31 August 2016

Stories from Near and Far: WrICE Launch 2016

IMG_20160831_125929   Mia_Launch_Small

Last night, in the midst of Melbourne Writers Festival, WrICE fellows and alumni gathered in the uber-stylish RMIT Design Hub to kick off the Melbourne-based installment of WrICE 2016 and to bring together friends and fellows of the program in a night of story-telling, song, wine and classic Chinese finger foods. We were fortunate to be joined by our key partners, Copyright Agency, Melbourne Writers Festival, the Emerging Writers Festival, Scribe and PERIL Magazine.

The night was introduced by Lisa Dempster, Artistic Director of Melbourne Writers Festival—who acknowledged the valuable partnership between the festival and the WrICE program—and launched by Professor Andrew MacIntyre, Deputy Vice Chancellor of Global Development at RMIT, who symbolically cut the ribbon to a room of raised wine glasses and applause.

Having the Deputy Vice Chancellor in the room, who himself seemed jubilant to have been invited, made this a night that wasn’t just about celebrating the huge achievements of the program but also about paying homage to the extraordinary status of RMIT as a game-changing international university.

MacIntyre, who mused on the ‘quintessentially global’ nature of RMITs vision and ethos, appeared proud of the exponentially growing goals the WrICE initiative keeps on kickin. Not only is WrICE changing the stories we tell and listen to, it is also creating an environment where collaboration and cross-cultural dialogue is both expected and celebrated, and in the words of MacIntyre, ‘you can just feel the potential.’

We also heard from WrICE alumnus and author of highly-acclaimed novel Our Magic Our, Jennifer Down, who shared how the WrICE experience was hugely influential in supporting her to finish her manuscript and submit it to the Victorian Premier’s Literary Award for an unpublished manuscript, which she was shortlisted for in 2014.

As one of the emerging WrICE fellows, it filled me with oodles of pride to be able to stand on stage, alongside the likes of Alice Pung, Michele Lee, DAI Fan, Eliza Vitri Handayani, Maggie Tojakin and Larry Ypil­­ – a stunning line-up of acclaimed local and international talent – and read my own writing.

I greedily got my hands on one of the first copies, hot from the Scribe printer, of the brand new WrICE anthologyThe Near and the Far, a collection of 21 previously unpublished pieces from WrICE alumni from across the Asia Pacific including Maxine Beneba Clarke, Cate Kennedy, Xu Xi, Alice Pung and Omar Musa, among others.

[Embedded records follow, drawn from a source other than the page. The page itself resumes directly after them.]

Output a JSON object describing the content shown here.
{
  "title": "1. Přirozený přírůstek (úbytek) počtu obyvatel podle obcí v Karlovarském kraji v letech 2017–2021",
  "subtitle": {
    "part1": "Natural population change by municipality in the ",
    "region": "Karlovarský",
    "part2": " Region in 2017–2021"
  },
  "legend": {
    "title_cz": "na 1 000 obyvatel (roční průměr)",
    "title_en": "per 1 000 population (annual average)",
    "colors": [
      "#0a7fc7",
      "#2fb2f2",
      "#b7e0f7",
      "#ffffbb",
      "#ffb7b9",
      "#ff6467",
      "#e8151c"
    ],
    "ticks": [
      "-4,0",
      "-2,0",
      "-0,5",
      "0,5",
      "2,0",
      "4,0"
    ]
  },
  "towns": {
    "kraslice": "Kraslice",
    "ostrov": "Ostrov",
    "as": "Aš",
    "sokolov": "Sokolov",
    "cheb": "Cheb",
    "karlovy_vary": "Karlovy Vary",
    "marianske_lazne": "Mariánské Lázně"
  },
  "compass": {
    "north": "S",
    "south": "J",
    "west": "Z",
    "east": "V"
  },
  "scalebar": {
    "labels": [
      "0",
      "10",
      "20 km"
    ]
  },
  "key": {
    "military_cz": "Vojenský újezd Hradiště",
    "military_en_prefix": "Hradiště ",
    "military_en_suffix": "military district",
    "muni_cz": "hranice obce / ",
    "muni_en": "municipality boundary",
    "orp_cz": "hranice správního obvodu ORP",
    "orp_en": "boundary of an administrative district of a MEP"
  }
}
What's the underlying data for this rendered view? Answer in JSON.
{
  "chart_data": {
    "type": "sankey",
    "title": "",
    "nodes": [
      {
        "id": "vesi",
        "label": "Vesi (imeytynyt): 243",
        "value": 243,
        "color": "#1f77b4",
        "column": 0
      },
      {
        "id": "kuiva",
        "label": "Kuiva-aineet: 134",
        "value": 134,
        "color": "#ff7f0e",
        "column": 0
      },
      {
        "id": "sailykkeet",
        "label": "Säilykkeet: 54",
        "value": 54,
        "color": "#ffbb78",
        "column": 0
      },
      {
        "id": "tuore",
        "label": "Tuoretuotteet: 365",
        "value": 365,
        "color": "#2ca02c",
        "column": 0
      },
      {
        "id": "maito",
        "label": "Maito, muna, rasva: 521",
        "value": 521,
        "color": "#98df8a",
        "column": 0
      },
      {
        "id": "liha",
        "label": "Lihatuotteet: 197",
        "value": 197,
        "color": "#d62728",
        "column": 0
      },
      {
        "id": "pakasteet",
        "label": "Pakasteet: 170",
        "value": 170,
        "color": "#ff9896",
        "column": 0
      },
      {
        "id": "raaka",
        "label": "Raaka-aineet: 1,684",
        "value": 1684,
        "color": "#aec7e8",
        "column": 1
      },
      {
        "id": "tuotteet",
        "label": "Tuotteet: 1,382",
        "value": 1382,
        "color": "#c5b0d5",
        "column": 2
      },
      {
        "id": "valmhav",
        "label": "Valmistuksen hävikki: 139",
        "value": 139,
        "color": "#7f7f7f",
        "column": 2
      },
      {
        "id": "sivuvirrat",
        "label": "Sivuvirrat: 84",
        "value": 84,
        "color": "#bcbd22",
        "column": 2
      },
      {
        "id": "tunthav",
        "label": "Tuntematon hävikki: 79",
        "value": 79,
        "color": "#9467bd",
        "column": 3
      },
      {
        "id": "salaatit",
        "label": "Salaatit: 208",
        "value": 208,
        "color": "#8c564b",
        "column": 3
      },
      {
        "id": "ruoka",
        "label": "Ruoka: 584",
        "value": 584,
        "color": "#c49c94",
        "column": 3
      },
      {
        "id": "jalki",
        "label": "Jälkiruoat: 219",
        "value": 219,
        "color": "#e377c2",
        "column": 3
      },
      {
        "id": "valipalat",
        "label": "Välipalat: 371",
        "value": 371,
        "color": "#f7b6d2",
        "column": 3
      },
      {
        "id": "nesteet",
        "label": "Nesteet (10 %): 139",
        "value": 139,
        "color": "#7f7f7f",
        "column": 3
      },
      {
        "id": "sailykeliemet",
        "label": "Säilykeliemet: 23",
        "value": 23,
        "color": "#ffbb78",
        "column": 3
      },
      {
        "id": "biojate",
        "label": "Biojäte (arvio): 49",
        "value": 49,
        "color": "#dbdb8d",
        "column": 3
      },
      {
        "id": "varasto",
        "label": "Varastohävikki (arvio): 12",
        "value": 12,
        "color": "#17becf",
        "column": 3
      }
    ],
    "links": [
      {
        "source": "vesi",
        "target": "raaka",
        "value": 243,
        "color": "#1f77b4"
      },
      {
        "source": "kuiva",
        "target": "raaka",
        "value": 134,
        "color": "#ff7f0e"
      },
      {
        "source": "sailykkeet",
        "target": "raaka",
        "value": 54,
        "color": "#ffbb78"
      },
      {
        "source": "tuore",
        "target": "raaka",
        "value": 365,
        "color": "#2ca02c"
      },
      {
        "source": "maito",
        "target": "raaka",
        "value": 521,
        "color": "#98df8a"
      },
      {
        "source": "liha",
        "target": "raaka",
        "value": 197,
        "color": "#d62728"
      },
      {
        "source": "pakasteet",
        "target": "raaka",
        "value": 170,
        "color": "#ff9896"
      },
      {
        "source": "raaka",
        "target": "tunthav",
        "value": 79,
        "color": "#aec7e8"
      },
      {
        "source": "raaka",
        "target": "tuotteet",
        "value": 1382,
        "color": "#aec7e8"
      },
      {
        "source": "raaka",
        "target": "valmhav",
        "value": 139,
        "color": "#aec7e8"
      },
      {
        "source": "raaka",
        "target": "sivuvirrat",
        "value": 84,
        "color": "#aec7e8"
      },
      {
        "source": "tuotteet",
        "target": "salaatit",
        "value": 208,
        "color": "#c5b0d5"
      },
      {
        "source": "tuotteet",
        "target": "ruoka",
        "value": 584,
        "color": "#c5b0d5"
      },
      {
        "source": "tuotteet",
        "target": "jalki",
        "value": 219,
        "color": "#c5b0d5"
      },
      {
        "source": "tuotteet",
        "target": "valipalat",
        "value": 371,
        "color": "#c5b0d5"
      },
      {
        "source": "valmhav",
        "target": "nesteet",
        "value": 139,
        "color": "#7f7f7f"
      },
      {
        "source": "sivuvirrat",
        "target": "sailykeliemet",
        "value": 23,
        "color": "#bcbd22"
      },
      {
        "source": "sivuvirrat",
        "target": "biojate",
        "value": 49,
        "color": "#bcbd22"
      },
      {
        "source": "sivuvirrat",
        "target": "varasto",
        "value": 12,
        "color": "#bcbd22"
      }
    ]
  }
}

This book was reviewed last week in The Australian, a huge achievement for the WrICE team, and officially launches on Sunday at 3pm at Beer Deluxe as part of Melbourne Writers Festival.

Lastly, WrICE directors David Carlin and Francesca Rendle-Short made the long-awaited announcement for next year’s WrICE participants, who include the much-loved and well established Melbourne author Christos Tsiolkas and award-winning Indigenous Australian writer Ellen van Neerven.

With the involvement of writers like this, the WrICE initiative is shaping up to be both a leading and prestigious opportunity for emerging and established writers at home and abroad.